The city has a total of 107 employees; 93 percent of them are contract employees, Benford said.
He said that in West Park’s last fiscal year [ending Oct. 1] the city had $1 million in revenue over expenditures.
“That’s an area of property tax reform,’’ he said. “We did not have a tax increase.”
In fact, Benford said, West Park decreased its fire fees, maintained the same tax rates, and still had a sizeable surplus.
“And that million dollars represents eight to nine percent of our budget, so we’re talking about expenditures being 90 percent of the revenues, which is extremely healthy.”
Dania Beach job
Despite his assurances that the city of West Park is financially stable, Benford put his hat into the ring to run another city.
He was one of five finalists for the job of city manager in Dania Beach. Dania Beach commissioners this month selected Lake Worth City Manager Robert Baldwin as their next city manager.
Benford said he is happy in West Park, and offered no clear reason as to why he went through the application process in Dania Beach. He said he is not disappointed that he did not get the job.
Since the city of West Park was incorporated, the state of Florida has begun a reconstruction project, resulting in the widening of State Road 7 (also known as State Road 441). Part of the project runs along West Park’s city limits, which has resulted in a part of the city’s – and its tax base – land being sacrificed.
State Road 7 serves as the division between West Park to the east and Miramar to the west.
“We were facing some difficult issues because the Florida Department of Transportation had to demolish buildings along 441 in order to accommodate the new roadway,” Benford said. “That was a big concern because it would shrink our tax base.

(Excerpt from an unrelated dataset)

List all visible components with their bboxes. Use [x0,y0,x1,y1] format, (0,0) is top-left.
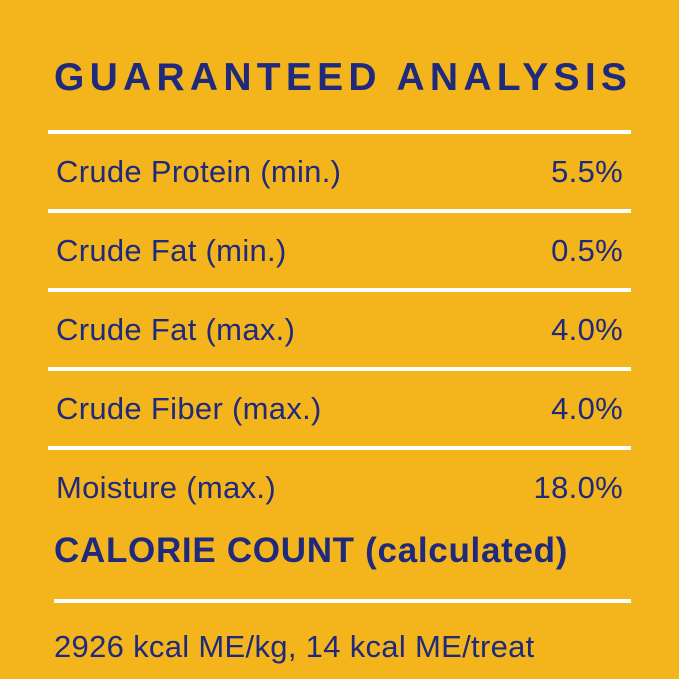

No city wants to see viable commercial property demolished.”
According to Benford, West Park was able to engage in talks with FDOT about potentially reclaiming the 4-acre parcel of land.
The four acres are located east of 441 between County Line Road and Hallandale Beach Boulevard. Portions of the land are needed for the roadway, and three large parcels purchased by FDOT are marked for retention ponds.
West Park is currently in negotiations with FDOT to transfer the land back to the city.
“We’ve gotten about a half million dollars this year in grant funds from the state of Florida and the South Florida Water Management District to go in and redo some of those ponds,” said Benford.
The city’s plan is to build a series of underground storage vaults for the water, he added.
“The water will still be on that site, but we will build concrete vaults or PVC vaults underground,” he said. “We can still build parking lots on top of that and a building. There will be new retail and commercial buildings on that site; the retention pond will be underneath the parking lot.”
Benford said the city will be able to accommodate FDOT’s need for storm water and will be able to reclaim and redevelop the property.
“It will be developed into a more valuable tax base than what was there before.”
West Park officials plan to take ownership of the property this year, Benford said. “Before summer, hopefully. Once we take over, would like to see more dollars coming in.”
West Park is growing. According to Benford, the city submitted a bill to the Legislature to annex the 14-acre McTyre Park, now located in Pembroke Park.
McTyre is currently operated by Broward County. It serves West Park’s Miami Gardens subdivision and the area south of Hallandale Beach Boulevard. The property is located on Southwest 56th Avenue between County Line Road and Hallandale Beach Boulevard.
“Last year, the county said they would no longer provide services in that park because it is totally surrounded by municipalities,” said Benford. “We decided to step up and provide services there. We staffed it on October 1, and submitted a local bill to annex the property from Pembroke Park and bring it into West Park.”
Construction on the new fire station, located at Southwest 40th Avenue and 23rd Street in West Park, will be completed by the end of February, Benford estimated, and will service both the Pembroke Park and West Park communities.
The station was a part of the city’s negotiations with Broward County.
“They [Broward County] provided us the facility, are building the facility, and own both the facility and the land,” Benford offered. “BSO will operate and staff it.”